Friday (Mark 6) King Herod was curious about Jesus. He wondered if her was John the Baptist reincarnated because Herod gave the orders to do away with the Baptist
Saturday (Mark 6) The Apostles gathered with Jesus who said, “Come away by yourselves to a deserted place and rest a while.”
Saints of the Week
January 31: John Bosco, priest (1815-1888), formed his Society to aid children who were imprisoned. He used Francis de Sales as his inspiration. He taught poor and working class boys in the evenings wherever it was possible to meet them - in fields, factories, or homes. A sister community was set up to assist young girls who were sent to work.
February 2: The Presentation of the Lord is the rite by which the firstborn male is presented in the Temple as an offering to God. It occurs 40 days after the birth while the new mother is considered ritually unclean. Two church elders, Simeon and Anna, who represent the old covenant, praise Jesus and warn his mother that her heart will be pierced as her son will bring the salvation of many.
February 3: Blase, bishop and martyr (d. 316), was an Armenian martyr of the persecution of Licinius. Legends hold that a boy, choking to death on a fishbone, was miraculously cured. Blase's intercession has been invoked for cures for throat afflictions. The candles presented at Candlemas the day earlier are used in the rite of the blessings of throats.
February 3: Angsar, bishop (815-865), became a monk to preach to pagans. He lived at the French Benedictine monastery of New Corbie and was sent to preach in Denmark and Sweden. He was made abbot and then became archbishop of Hamburg. He is known as the Apostle of the North because he restored Denmark to the faith and helped bolster the faith of other Scandinavians.
February 4: John de Brito, S.J., priest, religious, and martyr (1647-1693), was a Portuguese Jesuit missionary who served in India and was named “The Portuguese Francis Xavier” to the Indians. De Brito was martyred because he counseled a Maravan prince during his conversion to give up all but one of his wives. One of the wives was a niece to the neighboring king, who set up a round of persecutions against priests and catechists.

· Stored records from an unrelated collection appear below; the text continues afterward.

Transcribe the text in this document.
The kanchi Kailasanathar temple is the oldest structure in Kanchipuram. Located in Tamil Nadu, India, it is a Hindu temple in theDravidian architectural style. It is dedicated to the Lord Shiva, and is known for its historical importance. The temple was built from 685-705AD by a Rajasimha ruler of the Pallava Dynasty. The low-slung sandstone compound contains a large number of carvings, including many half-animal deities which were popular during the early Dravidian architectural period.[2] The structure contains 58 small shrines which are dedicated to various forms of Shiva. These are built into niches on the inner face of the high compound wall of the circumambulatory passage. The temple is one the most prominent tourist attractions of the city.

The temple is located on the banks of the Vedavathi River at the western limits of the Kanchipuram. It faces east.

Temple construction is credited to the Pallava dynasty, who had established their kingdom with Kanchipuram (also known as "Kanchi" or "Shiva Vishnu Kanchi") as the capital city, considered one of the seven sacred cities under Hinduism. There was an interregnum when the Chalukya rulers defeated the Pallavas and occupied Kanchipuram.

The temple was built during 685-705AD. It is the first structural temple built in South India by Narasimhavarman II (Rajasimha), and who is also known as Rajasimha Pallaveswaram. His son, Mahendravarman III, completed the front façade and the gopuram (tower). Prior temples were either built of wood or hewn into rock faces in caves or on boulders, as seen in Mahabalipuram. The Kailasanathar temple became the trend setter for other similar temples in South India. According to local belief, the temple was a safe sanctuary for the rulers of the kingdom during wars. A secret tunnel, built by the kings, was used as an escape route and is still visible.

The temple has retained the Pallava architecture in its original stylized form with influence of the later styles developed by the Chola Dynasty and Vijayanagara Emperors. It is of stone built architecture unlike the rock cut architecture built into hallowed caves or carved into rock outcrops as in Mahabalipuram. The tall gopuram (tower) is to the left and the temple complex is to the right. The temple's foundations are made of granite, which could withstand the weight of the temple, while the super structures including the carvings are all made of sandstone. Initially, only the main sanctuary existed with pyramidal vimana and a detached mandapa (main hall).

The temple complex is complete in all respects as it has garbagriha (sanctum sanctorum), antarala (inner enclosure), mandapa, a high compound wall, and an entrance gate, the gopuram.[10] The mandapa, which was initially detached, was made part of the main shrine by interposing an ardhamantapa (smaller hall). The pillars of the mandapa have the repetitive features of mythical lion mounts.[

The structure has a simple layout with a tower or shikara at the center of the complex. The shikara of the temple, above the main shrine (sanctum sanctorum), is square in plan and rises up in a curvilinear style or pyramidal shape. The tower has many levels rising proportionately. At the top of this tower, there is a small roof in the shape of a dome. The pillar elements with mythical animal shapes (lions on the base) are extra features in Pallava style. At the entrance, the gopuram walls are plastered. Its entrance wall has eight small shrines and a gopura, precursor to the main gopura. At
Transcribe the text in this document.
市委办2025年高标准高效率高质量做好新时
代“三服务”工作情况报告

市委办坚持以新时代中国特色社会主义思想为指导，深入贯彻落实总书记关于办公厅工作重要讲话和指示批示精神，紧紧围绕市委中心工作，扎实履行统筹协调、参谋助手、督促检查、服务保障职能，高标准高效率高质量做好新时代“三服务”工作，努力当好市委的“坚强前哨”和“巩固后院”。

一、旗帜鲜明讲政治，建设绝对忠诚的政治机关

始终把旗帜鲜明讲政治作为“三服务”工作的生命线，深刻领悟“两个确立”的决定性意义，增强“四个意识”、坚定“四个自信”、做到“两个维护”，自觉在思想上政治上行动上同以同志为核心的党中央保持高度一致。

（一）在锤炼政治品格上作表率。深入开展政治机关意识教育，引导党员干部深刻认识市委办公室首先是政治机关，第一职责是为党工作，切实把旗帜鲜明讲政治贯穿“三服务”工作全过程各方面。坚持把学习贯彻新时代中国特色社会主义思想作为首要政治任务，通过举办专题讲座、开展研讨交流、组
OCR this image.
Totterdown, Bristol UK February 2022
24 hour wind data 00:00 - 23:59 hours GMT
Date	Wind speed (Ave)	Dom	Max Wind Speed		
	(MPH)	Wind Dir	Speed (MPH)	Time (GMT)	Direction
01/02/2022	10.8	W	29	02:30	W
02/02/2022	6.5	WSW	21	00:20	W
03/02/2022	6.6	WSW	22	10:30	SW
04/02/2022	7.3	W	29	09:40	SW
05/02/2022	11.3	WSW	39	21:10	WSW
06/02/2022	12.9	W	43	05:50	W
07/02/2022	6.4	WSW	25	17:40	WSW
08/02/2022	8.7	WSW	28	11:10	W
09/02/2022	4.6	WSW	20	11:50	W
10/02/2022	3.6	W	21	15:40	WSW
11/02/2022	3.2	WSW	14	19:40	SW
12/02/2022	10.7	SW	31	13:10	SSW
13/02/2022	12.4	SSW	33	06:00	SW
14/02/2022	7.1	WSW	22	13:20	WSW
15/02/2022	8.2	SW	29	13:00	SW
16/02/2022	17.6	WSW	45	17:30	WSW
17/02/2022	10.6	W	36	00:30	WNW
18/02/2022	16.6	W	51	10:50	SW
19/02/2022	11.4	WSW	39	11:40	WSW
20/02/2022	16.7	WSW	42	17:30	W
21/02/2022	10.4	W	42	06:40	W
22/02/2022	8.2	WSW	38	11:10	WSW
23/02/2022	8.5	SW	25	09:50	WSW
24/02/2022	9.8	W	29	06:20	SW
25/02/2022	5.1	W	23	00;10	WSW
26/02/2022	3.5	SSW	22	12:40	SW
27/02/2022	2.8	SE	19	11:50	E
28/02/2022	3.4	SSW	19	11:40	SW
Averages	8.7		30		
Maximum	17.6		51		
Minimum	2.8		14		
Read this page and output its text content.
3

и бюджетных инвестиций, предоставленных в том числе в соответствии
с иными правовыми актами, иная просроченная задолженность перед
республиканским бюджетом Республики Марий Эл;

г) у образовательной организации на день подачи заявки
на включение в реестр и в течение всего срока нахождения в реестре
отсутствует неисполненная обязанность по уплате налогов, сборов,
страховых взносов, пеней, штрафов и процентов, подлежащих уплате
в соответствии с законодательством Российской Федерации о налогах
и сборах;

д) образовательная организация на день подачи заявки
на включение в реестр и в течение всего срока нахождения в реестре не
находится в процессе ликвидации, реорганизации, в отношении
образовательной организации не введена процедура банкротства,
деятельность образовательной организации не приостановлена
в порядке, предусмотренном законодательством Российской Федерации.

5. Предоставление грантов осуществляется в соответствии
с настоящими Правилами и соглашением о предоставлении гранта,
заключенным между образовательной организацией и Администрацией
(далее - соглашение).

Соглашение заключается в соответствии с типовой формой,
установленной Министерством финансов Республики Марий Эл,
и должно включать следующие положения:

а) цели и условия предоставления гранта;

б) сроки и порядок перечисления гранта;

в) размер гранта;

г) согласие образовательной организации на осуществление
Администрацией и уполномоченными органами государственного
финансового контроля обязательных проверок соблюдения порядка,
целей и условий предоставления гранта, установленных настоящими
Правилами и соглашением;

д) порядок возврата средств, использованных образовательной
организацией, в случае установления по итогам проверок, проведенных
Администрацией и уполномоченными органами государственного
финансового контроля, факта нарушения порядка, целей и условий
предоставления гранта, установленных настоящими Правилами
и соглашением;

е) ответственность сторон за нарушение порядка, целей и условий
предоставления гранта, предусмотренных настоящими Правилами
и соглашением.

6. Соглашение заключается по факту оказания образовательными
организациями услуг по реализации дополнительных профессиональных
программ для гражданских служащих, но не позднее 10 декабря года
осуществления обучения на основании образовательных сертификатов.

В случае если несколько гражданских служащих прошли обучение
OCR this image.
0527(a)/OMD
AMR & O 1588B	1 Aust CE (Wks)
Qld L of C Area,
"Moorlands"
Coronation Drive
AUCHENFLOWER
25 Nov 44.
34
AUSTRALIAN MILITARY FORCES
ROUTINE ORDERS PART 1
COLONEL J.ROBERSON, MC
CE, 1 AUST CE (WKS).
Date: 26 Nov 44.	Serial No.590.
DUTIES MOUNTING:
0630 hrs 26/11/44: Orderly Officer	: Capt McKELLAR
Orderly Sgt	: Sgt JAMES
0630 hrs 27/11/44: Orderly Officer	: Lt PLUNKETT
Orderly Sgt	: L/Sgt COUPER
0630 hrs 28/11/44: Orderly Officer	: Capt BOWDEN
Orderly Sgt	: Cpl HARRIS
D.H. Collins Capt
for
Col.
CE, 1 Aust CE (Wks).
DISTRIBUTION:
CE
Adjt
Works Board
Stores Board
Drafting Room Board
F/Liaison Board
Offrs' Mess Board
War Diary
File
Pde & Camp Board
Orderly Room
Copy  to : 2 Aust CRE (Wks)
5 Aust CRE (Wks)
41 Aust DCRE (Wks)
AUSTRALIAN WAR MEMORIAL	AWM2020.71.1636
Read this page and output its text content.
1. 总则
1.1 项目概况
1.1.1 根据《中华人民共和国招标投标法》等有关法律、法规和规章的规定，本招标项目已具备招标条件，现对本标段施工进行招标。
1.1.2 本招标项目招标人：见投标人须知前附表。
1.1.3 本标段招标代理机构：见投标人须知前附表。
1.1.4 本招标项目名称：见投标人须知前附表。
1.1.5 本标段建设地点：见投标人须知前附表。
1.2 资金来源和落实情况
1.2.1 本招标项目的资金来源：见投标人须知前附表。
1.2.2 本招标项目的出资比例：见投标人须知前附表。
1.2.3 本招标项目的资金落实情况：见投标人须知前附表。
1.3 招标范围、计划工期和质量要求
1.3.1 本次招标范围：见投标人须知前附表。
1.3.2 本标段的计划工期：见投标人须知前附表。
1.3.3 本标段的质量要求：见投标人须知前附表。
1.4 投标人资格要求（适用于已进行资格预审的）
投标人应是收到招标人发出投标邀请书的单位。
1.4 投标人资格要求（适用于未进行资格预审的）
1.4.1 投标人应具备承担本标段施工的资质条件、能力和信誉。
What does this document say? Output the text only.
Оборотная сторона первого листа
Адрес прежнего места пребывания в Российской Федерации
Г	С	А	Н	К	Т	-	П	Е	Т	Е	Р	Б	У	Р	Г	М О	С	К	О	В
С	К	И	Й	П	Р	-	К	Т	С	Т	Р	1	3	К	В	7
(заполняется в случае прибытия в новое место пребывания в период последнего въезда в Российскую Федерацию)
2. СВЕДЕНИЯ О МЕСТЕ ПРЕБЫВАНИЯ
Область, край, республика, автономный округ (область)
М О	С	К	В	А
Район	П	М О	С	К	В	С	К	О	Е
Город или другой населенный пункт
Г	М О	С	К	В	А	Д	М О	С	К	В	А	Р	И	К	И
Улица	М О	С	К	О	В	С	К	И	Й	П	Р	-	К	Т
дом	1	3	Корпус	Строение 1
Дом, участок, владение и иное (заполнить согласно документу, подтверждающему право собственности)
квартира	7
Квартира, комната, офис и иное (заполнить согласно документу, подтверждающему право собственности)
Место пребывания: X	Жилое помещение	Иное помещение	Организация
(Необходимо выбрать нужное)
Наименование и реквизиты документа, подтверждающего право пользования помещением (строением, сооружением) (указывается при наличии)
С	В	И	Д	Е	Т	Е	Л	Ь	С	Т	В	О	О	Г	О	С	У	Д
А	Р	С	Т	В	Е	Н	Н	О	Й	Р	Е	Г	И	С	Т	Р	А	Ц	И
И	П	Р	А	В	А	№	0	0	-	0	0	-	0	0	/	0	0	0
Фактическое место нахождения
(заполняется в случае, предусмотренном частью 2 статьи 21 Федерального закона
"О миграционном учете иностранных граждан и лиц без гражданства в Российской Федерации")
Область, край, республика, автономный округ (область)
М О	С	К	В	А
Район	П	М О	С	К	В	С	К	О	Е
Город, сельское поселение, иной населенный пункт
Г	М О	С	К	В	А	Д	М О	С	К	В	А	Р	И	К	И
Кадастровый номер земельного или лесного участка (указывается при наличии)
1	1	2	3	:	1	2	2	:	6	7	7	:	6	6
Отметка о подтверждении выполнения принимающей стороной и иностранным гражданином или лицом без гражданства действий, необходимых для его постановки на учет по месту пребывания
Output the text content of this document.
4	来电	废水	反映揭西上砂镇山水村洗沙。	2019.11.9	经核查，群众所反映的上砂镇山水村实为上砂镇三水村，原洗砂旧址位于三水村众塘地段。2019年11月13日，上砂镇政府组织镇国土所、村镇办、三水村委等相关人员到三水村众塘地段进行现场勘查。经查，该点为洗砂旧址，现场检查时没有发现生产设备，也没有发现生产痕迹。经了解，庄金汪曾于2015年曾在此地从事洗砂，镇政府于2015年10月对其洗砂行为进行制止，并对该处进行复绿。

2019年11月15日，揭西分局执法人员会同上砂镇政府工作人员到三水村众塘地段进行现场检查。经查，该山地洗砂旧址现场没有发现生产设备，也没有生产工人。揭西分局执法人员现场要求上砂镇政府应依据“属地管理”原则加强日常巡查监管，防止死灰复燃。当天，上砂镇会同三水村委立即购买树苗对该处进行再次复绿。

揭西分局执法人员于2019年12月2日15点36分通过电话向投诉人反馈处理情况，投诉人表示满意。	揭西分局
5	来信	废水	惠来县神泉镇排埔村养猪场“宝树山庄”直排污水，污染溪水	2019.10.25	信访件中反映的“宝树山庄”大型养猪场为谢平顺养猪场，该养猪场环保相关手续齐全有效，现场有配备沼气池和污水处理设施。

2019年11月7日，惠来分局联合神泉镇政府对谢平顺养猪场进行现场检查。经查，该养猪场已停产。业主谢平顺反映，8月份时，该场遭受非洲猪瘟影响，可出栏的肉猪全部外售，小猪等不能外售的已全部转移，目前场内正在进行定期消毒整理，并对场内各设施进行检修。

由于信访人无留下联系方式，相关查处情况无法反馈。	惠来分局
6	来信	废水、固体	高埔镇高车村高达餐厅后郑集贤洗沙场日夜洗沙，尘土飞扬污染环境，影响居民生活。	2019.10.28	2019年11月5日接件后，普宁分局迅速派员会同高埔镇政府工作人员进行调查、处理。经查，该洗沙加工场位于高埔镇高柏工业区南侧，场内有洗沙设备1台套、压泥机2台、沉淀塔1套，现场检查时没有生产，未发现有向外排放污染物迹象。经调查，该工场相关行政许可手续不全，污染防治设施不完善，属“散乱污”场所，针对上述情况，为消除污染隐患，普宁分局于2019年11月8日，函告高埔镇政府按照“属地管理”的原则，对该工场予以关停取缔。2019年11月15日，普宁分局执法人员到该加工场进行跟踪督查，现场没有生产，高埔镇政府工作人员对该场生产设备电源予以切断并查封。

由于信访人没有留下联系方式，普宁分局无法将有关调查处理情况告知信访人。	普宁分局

This Week in Jesuit History
· Jan 29, 1923. Woodstock scholastics kept a fire vigil for several months to prevent the Ku Klux Klan from setting the college on fire.
· Jan 30, 1633. At Avignon, Fr. John Pujol, a famous master of novices, died. He ordered one of them to water a dry stick, which miraculously sprouted.
· Jan 31, 1774. Fr. General Laurence Ricci, a prisoner in Castel S Angelo, claimed his liberty, since his innocence had been fully vindicated. He received from the Papal Congregation the reply that they would think about it. Pope Clement XIV was said at this time to be mentally afflicted.
· Feb 1, 1549. The first Jesuit missionaries to go to Brazil set sail from Lisbon, Portugal, under Fr. Emmanuel de Nobrega.
· Feb 2, 1528. Ignatius arrived in Paris to begin his program of studies at the University of Paris.
· Feb 3, 1571. In Florida, the martyrdom of Fr. Louis Quiros and two novices, shot with arrows by an apostate Indian.
· Feb 4, 1617. An imperial edict banished all missionaries from China.